Why do so many social conservative leaders get worked up about issues like gay rights and abortion, while seeming to ignore the biblical directive to address the plight of the poor? The Family Research Council's Tony Perkins didn't have a great answer to that question when asked by MSNBC's Martin Bashir in an interview Monday afternoon.
Bashir noted that the budget passed last week by House Republicans would slash programs serving the poor. "I didn't hear you, sir, stand up and say a word about these issues," he told Perkins. "I cannot find a Christian leader who will stand up and say, 'we are for the poor, and this is wrong.'"
In response, Perkins tried a few tacks. He mentioned something abut the deficit, arguing that "we've got to cut everywhere," and said he personally does charity work to benefit the poor through his Louisiana church. Finally he settled on the line that government intervention "crowds out" charitable support from churches and other institutions -- though just how was never explained -- and that in the long run, the poor will benefit by being taught to be self-sufficient.
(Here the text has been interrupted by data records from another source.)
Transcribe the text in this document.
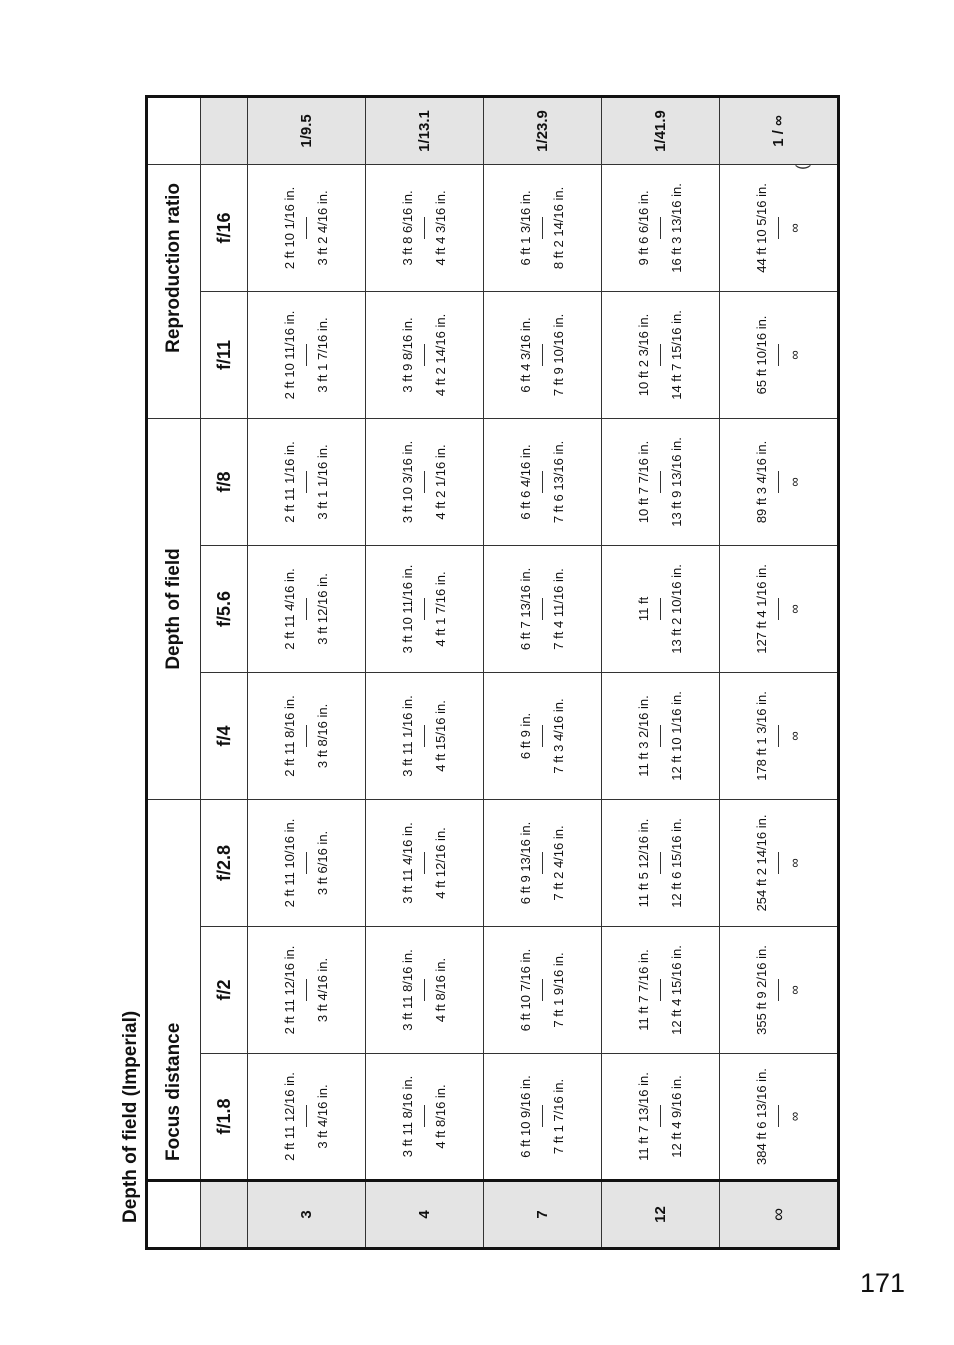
Depth of field (Imperial)
	Focus distance			Depth of field			Reproduction ratio		
	f/1.8	f/2	f/2.8	f/4	f/5.6	f/8	f/11	f/16	
3	2 ft 11 12/16 in. 3 ft 4/16 in.	2 ft 11 12/16 in. 3 ft 4/16 in.	2 ft 11 10/16 in. 3 ft 6/16 in.	2 ft 11 8/16 in. 3 ft 8/16 in.	2 ft 11 4/16 in. 3 ft 12/16 in.	2 ft 11 1/16 in. 3 ft 1 1/16 in.	2 ft 10 11/16 in. 3 ft 1 7/16 in.	2 ft 10 1/16 in. 3 ft 2 4/16 in.	1/9.5
4	3 ft 11 8/16 in. 4 ft 8/16 in.	3 ft 11 8/16 in. 4 ft 8/16 in.	3 ft 11 4/16 in. 4 ft 12/16 in.	3 ft 11 1/16 in. 4 ft 15/16 in.	3 ft 10 11/16 in. 4 ft 1 7/16 in.	3 ft 10 3/16 in. 4 ft 2 1/16 in.	3 ft 9 8/16 in. 4 ft 2 14/16 in.	3 ft 8 6/16 in. 4 ft 4 3/16 in.	1/13.1
7	6 ft 10 9/16 in. 7 ft 1 7/16 in.	6 ft 10 7/16 in. 7 ft 1 9/16 in.	6 ft 9 13/16 in. 7 ft 2 4/16 in.	6 ft 9 in. 7 ft 3 4/16 in.	6 ft 7 13/16 in. 7 ft 4 11/16 in.	6 ft 6 4/16 in. 7 ft 6 13/16 in.	6 ft 4 3/16 in. 7 ft 9 10/16 in.	6 ft 1 3/16 in. 8 ft 2 14/16 in.	1/23.9
12	11 ft 7 13/16 in. 12 ft 4 9/16 in.	11 ft 7 7/16 in. 12 ft 4 15/16 in.	11 ft 5 12/16 in. 12 ft 6 15/16 in.	11 ft 3 2/16 in. 12 ft 10 1/16 in.	11 ft 13 ft 2 10/16 in.	10 ft 7 7/16 in. 13 ft 9 13/16 in.	10 ft 2 3/16 in. 14 ft 7 15/16 in.	9 ft 6 6/16 in. 16 ft 3 13/16 in.	1/41.9
∞	384 ft 6 13/16 in. ∞	355 ft 9 2/16 in. ∞	254 ft 2 14/16 in. ∞	178 ft 1 3/16 in. ∞	127 ft 4 1/16 in. ∞	89 ft 3 4/16 in. ∞	65 ft 10/16 in. ∞	44 ft 10 5/16 in. ∞	1 / ∞
171
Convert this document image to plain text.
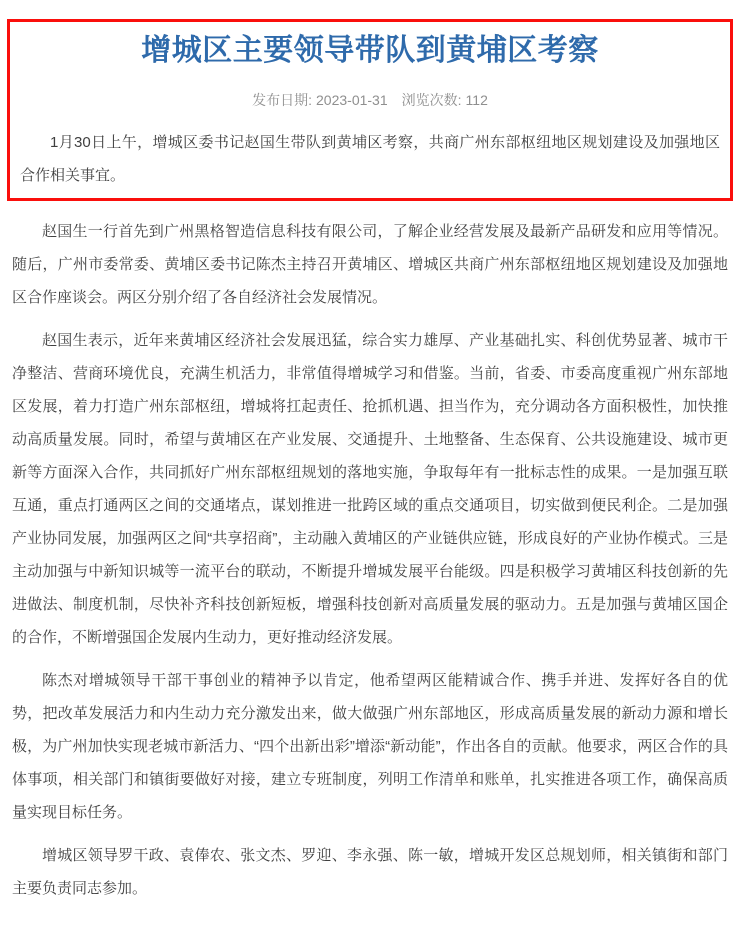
增城区主要领导带队到黄埔区考察
发布日期: 2023-01-31 浏览次数: 112

1月30日上午，增城区委书记赵国生带队到黄埔区考察，共商广州东部枢纽地区规划建设及加强地区合作相关事宜。

赵国生一行首先到广州黑格智造信息科技有限公司，了解企业经营发展及最新产品研发和应用等情况。随后，广州市委常委、黄埔区委书记陈杰主持召开黄埔区、增城区共商广州东部枢纽地区规划建设及加强地区合作座谈会。两区分别介绍了各自经济社会发展情况。

赵国生表示，近年来黄埔区经济社会发展迅猛，综合实力雄厚、产业基础扎实、科创优势显著、城市干净整洁、营商环境优良，充满生机活力，非常值得增城学习和借鉴。当前，省委、市委高度重视广州东部地区发展，着力打造广州东部枢纽，增城将扛起责任、抢抓机遇、担当作为，充分调动各方面积极性，加快推动高质量发展。同时，希望与黄埔区在产业发展、交通提升、土地整备、生态保育、公共设施建设、城市更新等方面深入合作，共同抓好广州东部枢纽规划的落地实施，争取每年有一批标志性的成果。一是加强互联互通，重点打通两区之间的交通堵点，谋划推进一批跨区域的重点交通项目，切实做到便民利企。二是加强产业协同发展，加强两区之间“共享招商”，主动融入黄埔区的产业链供应链，形成良好的产业协作模式。三是主动加强与中新知识城等一流平台的联动，不断提升增城发展平台能级。四是积极学习黄埔区科技创新的先进做法、制度机制，尽快补齐科技创新短板，增强科技创新对高质量发展的驱动力。五是加强与黄埔区国企的合作，不断增强国企发展内生动力，更好推动经济发展。

陈杰对增城领导干部干事创业的精神予以肯定，他希望两区能精诚合作、携手并进、发挥好各自的优势，把改革发展活力和内生动力充分激发出来，做大做强广州东部地区，形成高质量发展的新动力源和增长极，为广州加快实现老城市新活力、“四个出新出彩”增添“新动能”，作出各自的贡献。他要求，两区合作的具体事项，相关部门和镇街要做好对接，建立专班制度，列明工作清单和账单，扎实推进各项工作，确保高质量实现目标任务。

增城区领导罗干政、袁俸农、张文杰、罗迎、李永强、陈一敏，增城开发区总规划师，相关镇街和部门主要负责同志参加。
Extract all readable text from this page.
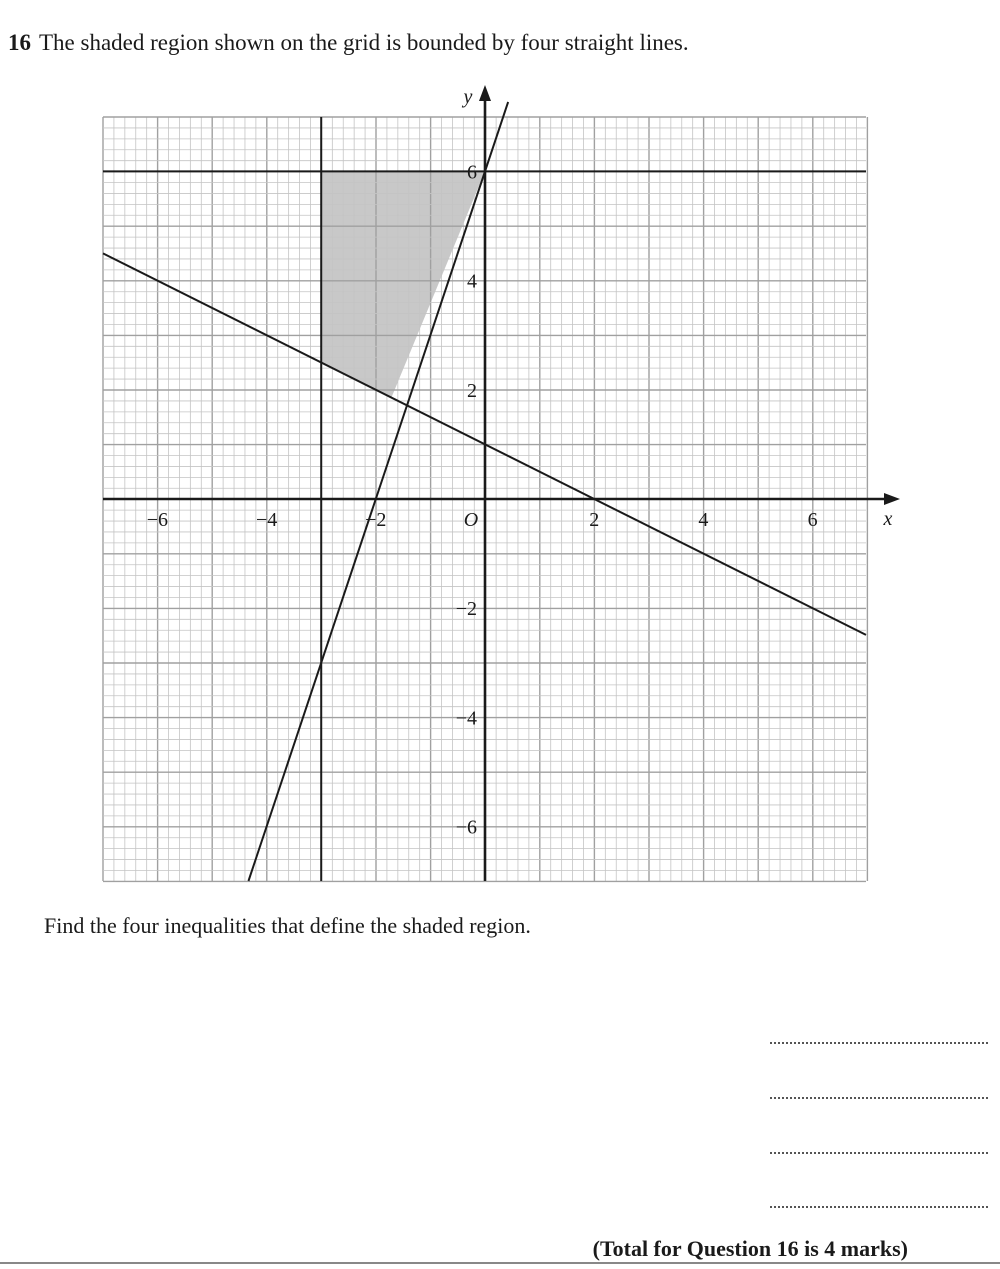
16 The shaded region shown on the grid is bounded by four straight lines.
−6	−4	−2	2	4	6
6
4
2
−2
−4
−6
O	x
y
Find the four inequalities that define the shaded region.
(Total for Question 16 is 4 marks)
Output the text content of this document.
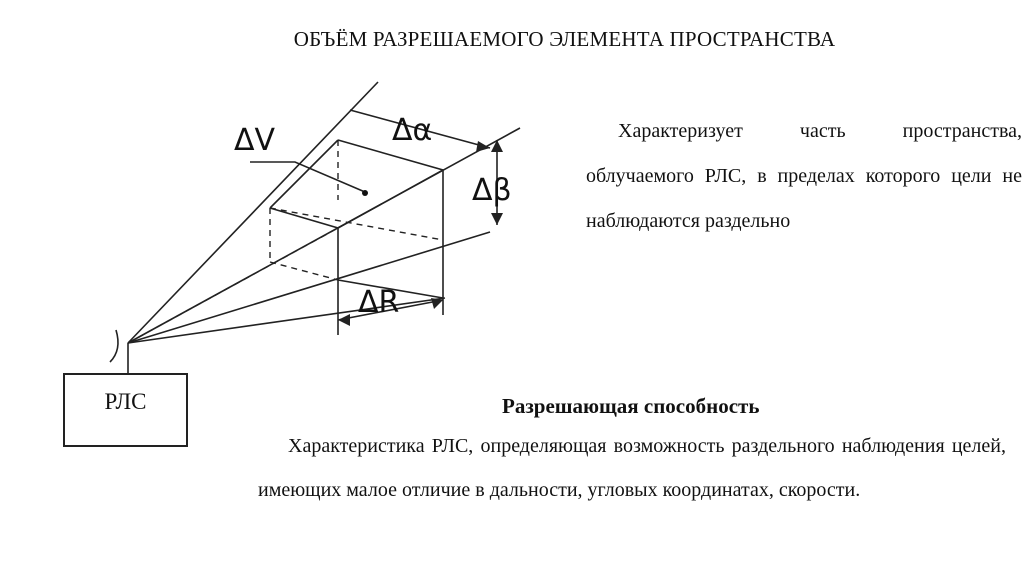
ОБЪЁМ РАЗРЕШАЕМОГО ЭЛЕМЕНТА ПРОСТРАНСТВА
Характеризует часть пространства, облучаемого РЛС, в пределах которого цели не наблюдаются раздельно
ΔV	Δα
Δβ
ΔR
РЛС	Разрешающая способность
Характеристика РЛС, определяющая возможность раздельного наблюдения целей, имеющих малое отличие в дальности, угловых координатах, скорости.
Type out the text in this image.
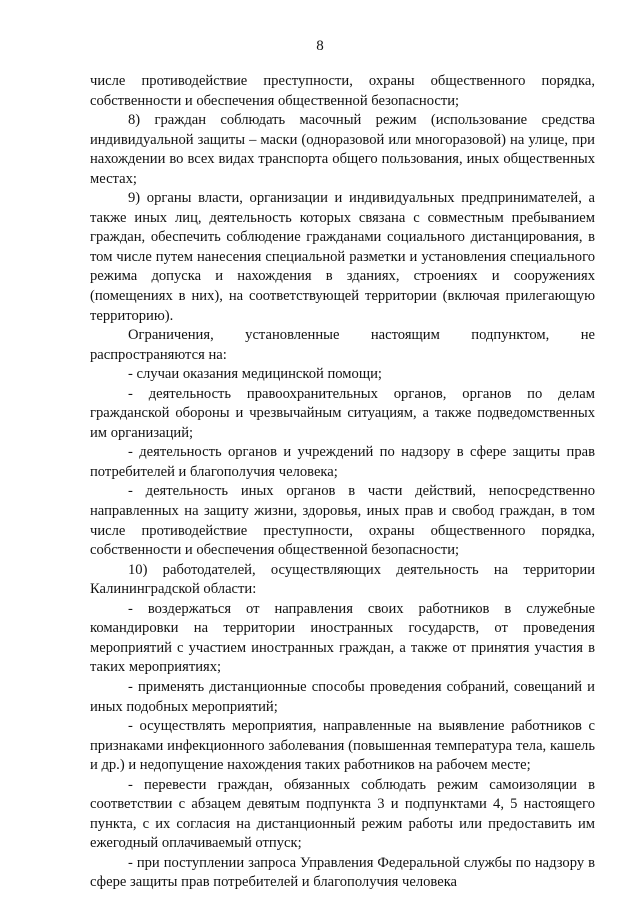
8

числе противодействие преступности, охраны общественного порядка, собственности и обеспечения общественной безопасности;

8) граждан соблюдать масочный режим (использование средства индивидуальной защиты – маски (одноразовой или многоразовой) на улице, при нахождении во всех видах транспорта общего пользования, иных общественных местах;

9) органы власти, организации и индивидуальных предпринимателей, а также иных лиц, деятельность которых связана с совместным пребыванием граждан, обеспечить соблюдение гражданами социального дистанцирования, в том числе путем нанесения специальной разметки и установления специального режима допуска и нахождения в зданиях, строениях и сооружениях (помещениях в них), на соответствующей территории (включая прилегающую территорию).

Ограничения, установленные настоящим подпунктом, не распространяются на:

- случаи оказания медицинской помощи;

- деятельность правоохранительных органов, органов по делам гражданской обороны и чрезвычайным ситуациям, а также подведомственных им организаций;

- деятельность органов и учреждений по надзору в сфере защиты прав потребителей и благополучия человека;

- деятельность иных органов в части действий, непосредственно направленных на защиту жизни, здоровья, иных прав и свобод граждан, в том числе противодействие преступности, охраны общественного порядка, собственности и обеспечения общественной безопасности;

10) работодателей, осуществляющих деятельность на территории Калининградской области:

- воздержаться от направления своих работников в служебные командировки на территории иностранных государств, от проведения мероприятий с участием иностранных граждан, а также от принятия участия в таких мероприятиях;

- применять дистанционные способы проведения собраний, совещаний и иных подобных мероприятий;

- осуществлять мероприятия, направленные на выявление работников с признаками инфекционного заболевания (повышенная температура тела, кашель и др.) и недопущение нахождения таких работников на рабочем месте;

- перевести граждан, обязанных соблюдать режим самоизоляции в соответствии с абзацем девятым подпункта 3 и подпунктами 4, 5 настоящего пункта, с их согласия на дистанционный режим работы или предоставить им ежегодный оплачиваемый отпуск;

- при поступлении запроса Управления Федеральной службы по надзору в сфере защиты прав потребителей и благополучия человека
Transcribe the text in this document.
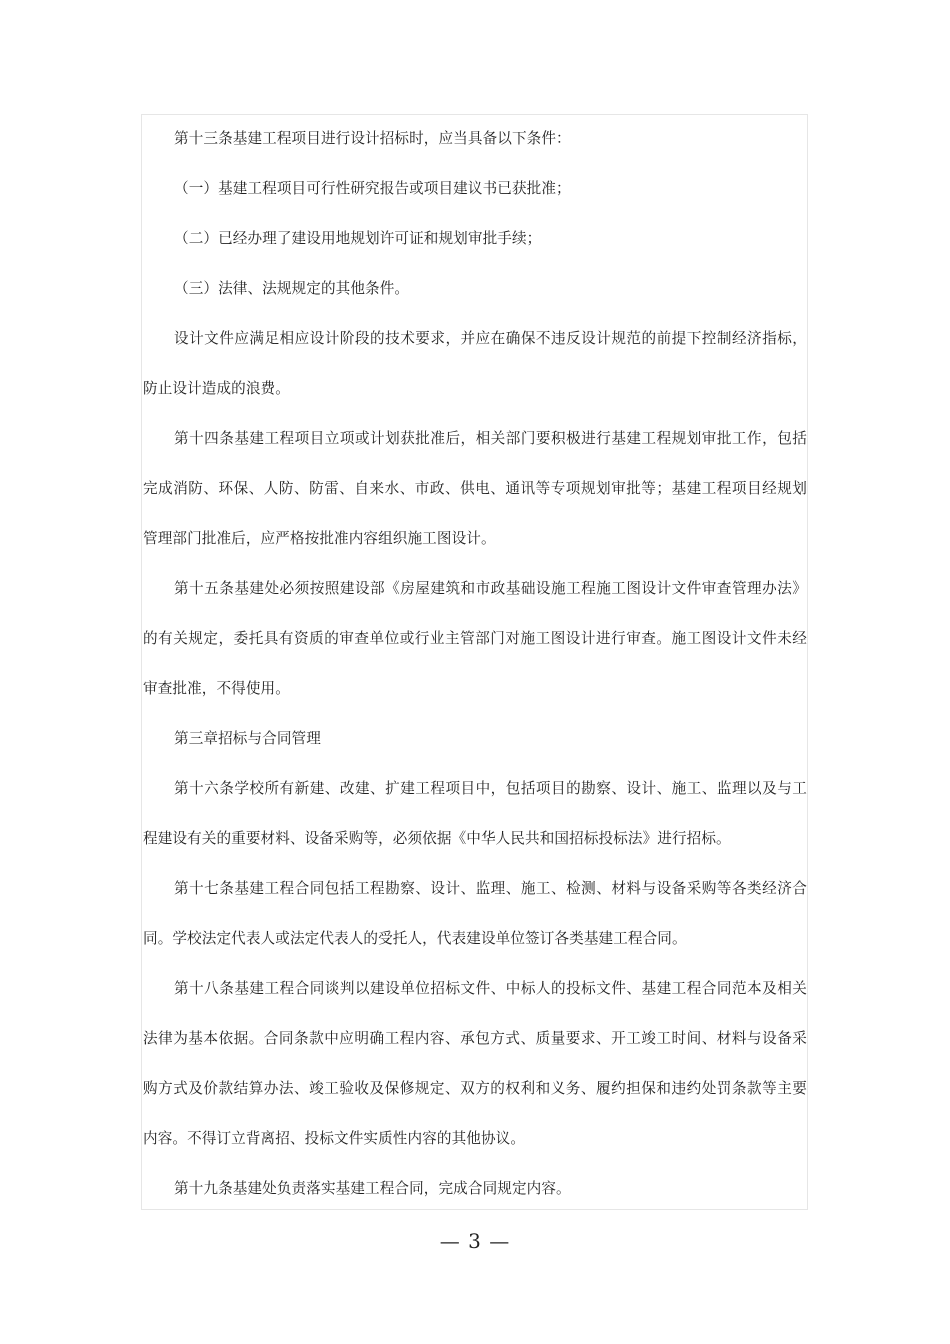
第十三条基建工程项目进行设计招标时，应当具备以下条件：
（一）基建工程项目可行性研究报告或项目建议书已获批准；
（二）已经办理了建设用地规划许可证和规划审批手续；
（三）法律、法规规定的其他条件。
设计文件应满足相应设计阶段的技术要求，并应在确保不违反设计规范的前提下控制经济指标，
防止设计造成的浪费。
第十四条基建工程项目立项或计划获批准后，相关部门要积极进行基建工程规划审批工作，包括
完成消防、环保、人防、防雷、自来水、市政、供电、通讯等专项规划审批等；基建工程项目经规划
管理部门批准后，应严格按批准内容组织施工图设计。
第十五条基建处必须按照建设部《房屋建筑和市政基础设施工程施工图设计文件审查管理办法》
的有关规定，委托具有资质的审查单位或行业主管部门对施工图设计进行审查。施工图设计文件未经
审查批准，不得使用。
第三章招标与合同管理
第十六条学校所有新建、改建、扩建工程项目中，包括项目的勘察、设计、施工、监理以及与工
程建设有关的重要材料、设备采购等，必须依据《中华人民共和国招标投标法》进行招标。
第十七条基建工程合同包括工程勘察、设计、监理、施工、检测、材料与设备采购等各类经济合
同。学校法定代表人或法定代表人的受托人，代表建设单位签订各类基建工程合同。
第十八条基建工程合同谈判以建设单位招标文件、中标人的投标文件、基建工程合同范本及相关
法律为基本依据。合同条款中应明确工程内容、承包方式、质量要求、开工竣工时间、材料与设备采
购方式及价款结算办法、竣工验收及保修规定、双方的权利和义务、履约担保和违约处罚条款等主要
内容。不得订立背离招、投标文件实质性内容的其他协议。
第十九条基建处负责落实基建工程合同，完成合同规定内容。
— 3 —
Perkins wasn't all that convincing. So what's a better answer? The fact is that the political wing of American Christianity -- a very different thing from American Christianity itself -- has decided over the last few decades it cares more about "social" (meaning mostly sexual) issues than economic ones. And it's made the calculation to sign on with one political party to achieve its goals. But politics being what it is, being on Team GOP requires it to embrace the party's platform pretty much across the board -- or at the very least, not to make trouble by speaking out about things like economic unfairness (it's the same reason you saw few politically connected Christian leaders speak out against the war in Iraq, despite an equally clear biblical directive to promote peace). As a result, the social conservative movement consistently toes the party line by backing tax cuts for the rich over spending programs for the poor.
That's not necessarily an irrational position -- it's allowed the movement to achieve enormous sway within the Republican Party. But it does leave movement leaders like Perkins in an awkward spot sometimes.